TDD – Correct Way to Work with Test-Driven Development (TDD)

mockingtdd

I'm trying to grasp what's the idea behind TDD and how a team is supposed to work with it. I have the following test case with NUnit + Moq (just writing by memory, it is not assured the example compiles but it should be explanatory):

[Test]
public void WhenUserLogsCorrectlyIsRedirectedToLoginCorrectView() {
    Mock<IUserDatabaseRepository> repoMock = new Mock<IUserDatabaseRepository>();
    repoMock.Setup(m => m.GetUser(It.IsAny())).Returns(new User { Name = "Peter" });        

    Mock<ILoginHelper> loginHelperMock = new Mock<ILoginHelper>();
    loginHelperMock.Setup(m => m.Login(It.IsAny(), It.IsAny())).Returns(true);
    Mock<IViewModelFactory> factoryMock = new Mock<IViewModelFactory>();
    factoryMock.Setup(m => m.CreateViewModel()).Returns(new LoginViewModel());

    AccountController controller = new AccountController(repoMock.Object, loginHelperMock.Object, factoryMock.Object)

    var result = controller.Index(username : "Peter", password: "whatever");

    Assert.AreEqual(result.Model.Username, "Peter");
}

AccountController has 3 dependencies which I mock that, when orchestrated inside the controller, allows me to verify if a login was correct or not.

What stumbles my mind is that… if in TDD in theory you have to write first your test suite and build your code up from it, how am I supposed to know beforehand that in order to perform my operation I'll need to use those three dependencies and that the operation will call certain operations? It's like I need to know the innards of the Subject Under Test before even implementing it in order to Mock the dependencies and isolate the class, creating some kind of write test – write code – modify test if necessary cycle.

Naturally, without any knowledge of the innards of my code and just expressing the test, I could express it like it could just need the ILoginHelper and "magically" suppose before writing the code that it will return the user on a successful login (and ultimately realize that the underlying framework doesn't work that way, for instance returning just an ID instead of the full object).

Am I understanding TDD in an incorrect way? Which is a typical TDD practice on a complex case?

Thank you

Best Answer

if in TDD in theory you have to write first your test suit and build your code up from it

Here is your misunderstanding. TDD is not about writing a full test suite first - that's is a false myth. TDD means to work in small cycles,

  • writing one test at a time
  • implement only as much code as needed to make the test "green"
  • refactor (the code and the tests)

So the creation of a test suite is not done in one step, and not "before the code is written", it is interwoven with the implementation of the code in stake.

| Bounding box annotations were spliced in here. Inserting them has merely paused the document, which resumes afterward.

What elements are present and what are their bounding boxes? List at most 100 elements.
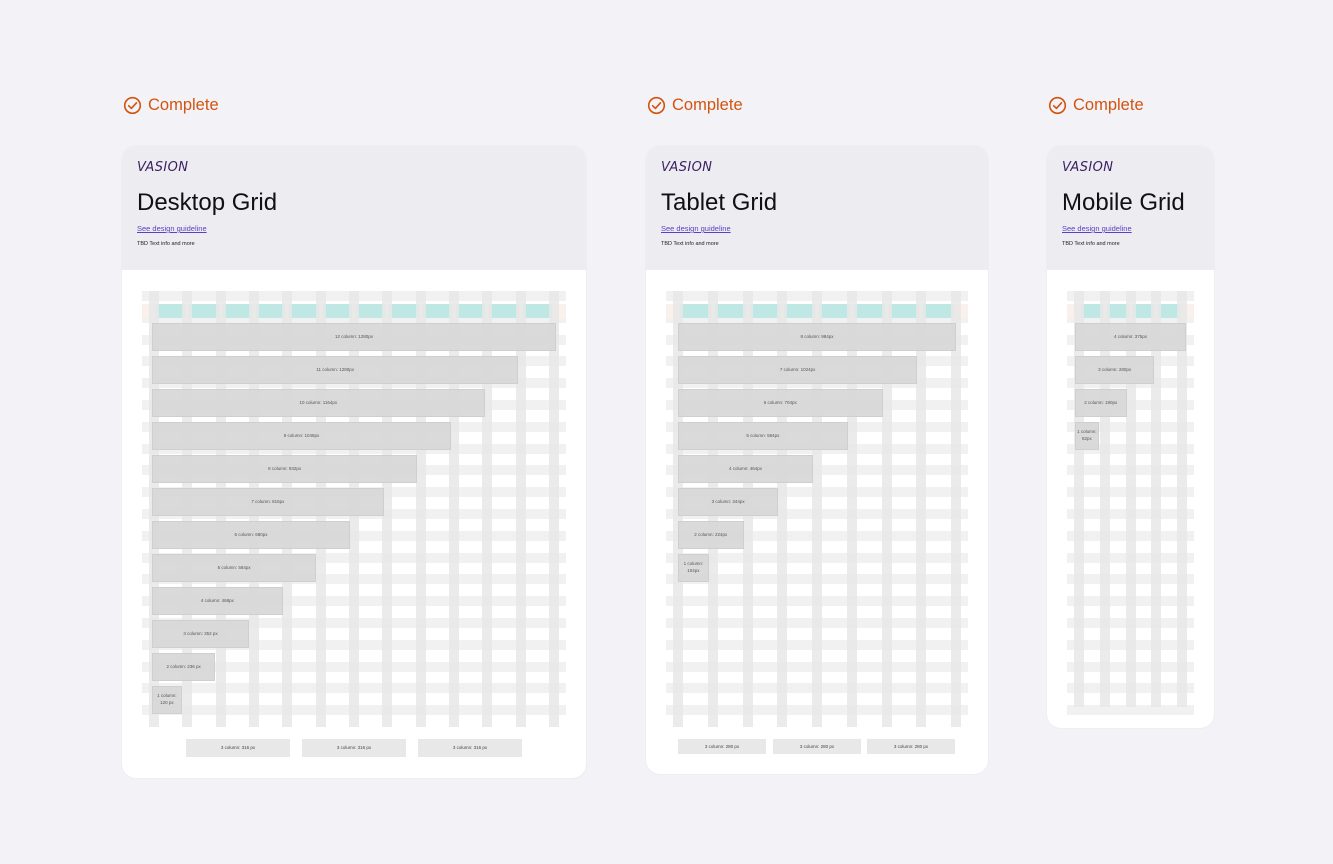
- grid-column: [449, 291, 459, 727]
- grid-column: [1151, 291, 1162, 707]
- ruler-column: [389, 304, 419, 318]
- ruler-column: [156, 304, 186, 318]
- column-span-bar: 11 column: 1280px: [152, 356, 519, 384]
- column-ruler: [142, 304, 566, 318]
- status-label: Complete: [1073, 96, 1144, 114]
- bottom-column-box: 3 column: 316 px: [418, 739, 522, 757]
- card-header: VASION Mobile Grid See design guideline TBD…: [1047, 146, 1214, 270]
- column-span-bar: 12 column: 1280px: [152, 323, 556, 351]
- ruler-column: [222, 304, 252, 318]
- grid-column: [951, 291, 961, 727]
- column-span-bar: 5 column: 584px: [678, 422, 848, 450]
- ruler-column: [784, 304, 815, 318]
- ruler-column: [322, 304, 352, 318]
- grid-card: VASION Desktop Grid See design guideline TB…: [122, 146, 586, 778]
- ruler-column: [1106, 304, 1129, 318]
- vasion-logo: VASION: [1062, 159, 1135, 177]
- ruler-column: [819, 304, 850, 318]
- column-span-bar: 8 column: 932px: [152, 455, 418, 483]
- bottom-column-box: 3 column: 280 px: [678, 739, 766, 754]
- column-span-bar: 4 column: 468px: [152, 587, 283, 615]
- card-note: TBD Text info and more: [661, 241, 719, 247]
- column-span-bar: 4 column: 375px: [1075, 323, 1186, 351]
- ruler-column: [456, 304, 486, 318]
- ruler-column: [289, 304, 319, 318]
- design-guideline-link[interactable]: See design guideline: [137, 224, 207, 233]
- ruler-column: [256, 304, 286, 318]
- column-ruler: [1067, 304, 1194, 318]
- status-label: Complete: [148, 96, 219, 114]
- grid-row-band: [1067, 705, 1194, 716]
- column-span-bar: 2 column: 180px: [1075, 389, 1127, 417]
- card-title: Tablet Grid: [661, 189, 778, 216]
- grid-column: [1125, 291, 1136, 707]
- grid-card: VASION Tablet Grid See design guideline TBD…: [646, 146, 988, 774]
- column-span-bar: 7 column: 816px: [152, 488, 384, 516]
- ruler-column: [680, 304, 711, 318]
- ruler-column: [1132, 304, 1155, 318]
- grid-column: [812, 291, 822, 727]
- column-span-bar: 1 column: 104px: [678, 554, 709, 582]
- column-span-bar: 9 column: 1048px: [152, 422, 451, 450]
- vasion-logo: VASION: [661, 159, 734, 177]
- ruler-column: [422, 304, 452, 318]
- grid-card: VASION Mobile Grid See design guideline TBD…: [1047, 146, 1214, 728]
- bottom-column-box: 3 column: 280 px: [867, 739, 955, 754]
- ruler-column: [923, 304, 954, 318]
- grid-column: [515, 291, 526, 727]
- bottom-column-box: 3 column: 280 px: [773, 739, 861, 754]
- grid-column: [916, 291, 927, 727]
- grid-diagram: 8 column: 984px 7 column: 1024px 6 column:…: [666, 291, 968, 727]
- column-span-bar: 3 column: 344px: [678, 488, 779, 516]
- column-span-bar: 3 column: 352 px: [152, 620, 249, 648]
- ruler-column: [1158, 304, 1180, 318]
- card-note: TBD Text info and more: [1062, 241, 1120, 247]
- bottom-column-box: 3 column: 316 px: [186, 739, 290, 757]
- ruler-column: [1081, 304, 1103, 318]
- grid-column: [846, 291, 857, 727]
- grid-column: [881, 291, 892, 727]
- grid-column: [382, 291, 393, 727]
- grid-diagram: 4 column: 375px 3 column: 280px 2 column: …: [1067, 291, 1194, 716]
- status-complete: Complete: [123, 96, 219, 115]
- check-circle-icon: [1048, 96, 1067, 115]
- design-guideline-link[interactable]: See design guideline: [1062, 224, 1132, 233]
- status-complete: Complete: [1048, 96, 1144, 115]
- design-guideline-link[interactable]: See design guideline: [661, 224, 731, 233]
- status-complete: Complete: [647, 96, 743, 115]
- ruler-column: [489, 304, 519, 318]
- column-span-bar: 7 column: 1024px: [678, 356, 918, 384]
- status-label: Complete: [672, 96, 743, 114]
- ruler-column: [749, 304, 781, 318]
- column-span-bar: 6 column: 680px: [152, 521, 350, 549]
- card-title: Desktop Grid: [137, 189, 278, 216]
- grid-column: [1177, 291, 1187, 707]
- svg-text:VASION: VASION: [137, 160, 188, 172]
- ruler-column: [888, 304, 920, 318]
- grid-column: [415, 291, 426, 727]
- grid-column: [777, 291, 788, 727]
- column-span-bar: 5 column: 584px: [152, 554, 317, 582]
- grid-column: [1074, 291, 1084, 707]
- column-span-bar: 8 column: 984px: [678, 323, 956, 351]
- ruler-column: [356, 304, 386, 318]
- card-note: TBD Text info and more: [137, 241, 195, 247]
- column-span-bar: 6 column: 704px: [678, 389, 883, 417]
- grid-column: [482, 291, 493, 727]
- column-span-bar: 4 column: 464px: [678, 455, 813, 483]
- card-header: VASION Tablet Grid See design guideline TBD…: [646, 146, 988, 270]
- grid-diagram: 12 column: 1280px 11 column: 1280px 10 col…: [142, 291, 566, 727]
- column-span-bar: 2 column: 236 px: [152, 653, 216, 681]
- card-header: VASION Desktop Grid See design guideline TB…: [122, 146, 586, 270]
- svg-text:VASION: VASION: [1062, 160, 1113, 172]
- grid-column: [549, 291, 559, 727]
- ruler-column: [714, 304, 746, 318]
- column-span-bar: 10 column: 1164px: [152, 389, 485, 417]
- column-span-bar: 1 column: 82px: [1075, 422, 1099, 450]
- vasion-logo: VASION: [137, 159, 210, 177]
- card-title: Mobile Grid: [1062, 189, 1185, 216]
- column-span-bar: 3 column: 280px: [1075, 356, 1155, 384]
- svg-text:VASION: VASION: [661, 160, 712, 172]
- ruler-column: [522, 304, 552, 318]
- ruler-column: [189, 304, 219, 318]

Applied to your example: you should try to start with a simple test for a controller without any dependencies (something like a prototype). Then you implement the controller, and refactor. Afterwards you either add a new test which expects your controller to do a little bit more, or you refactor/extend your existing test. Then you modify your controller until the new test becomes "green". That way you start with a simple combination of tests & subject under test, and end up with a complex test & subject under test.

When going this route, at some point in time you will find out what additional data you need as input for the controller to do its work. This can indeed happen at a moment where you try to implement a controller method, and not when designing the next test. That is the point where you stop to implement the method for a short time, and start introducing the missing dependencies first (maybe by a refactoring of your controller's constructor). This leads straightforward to a refactoring of your existing tests - in TDD, you will typically first change the tests calling the constructor, and add the new constructor attributes afterwards. And that's where coding and writing of the tests become completly entangled.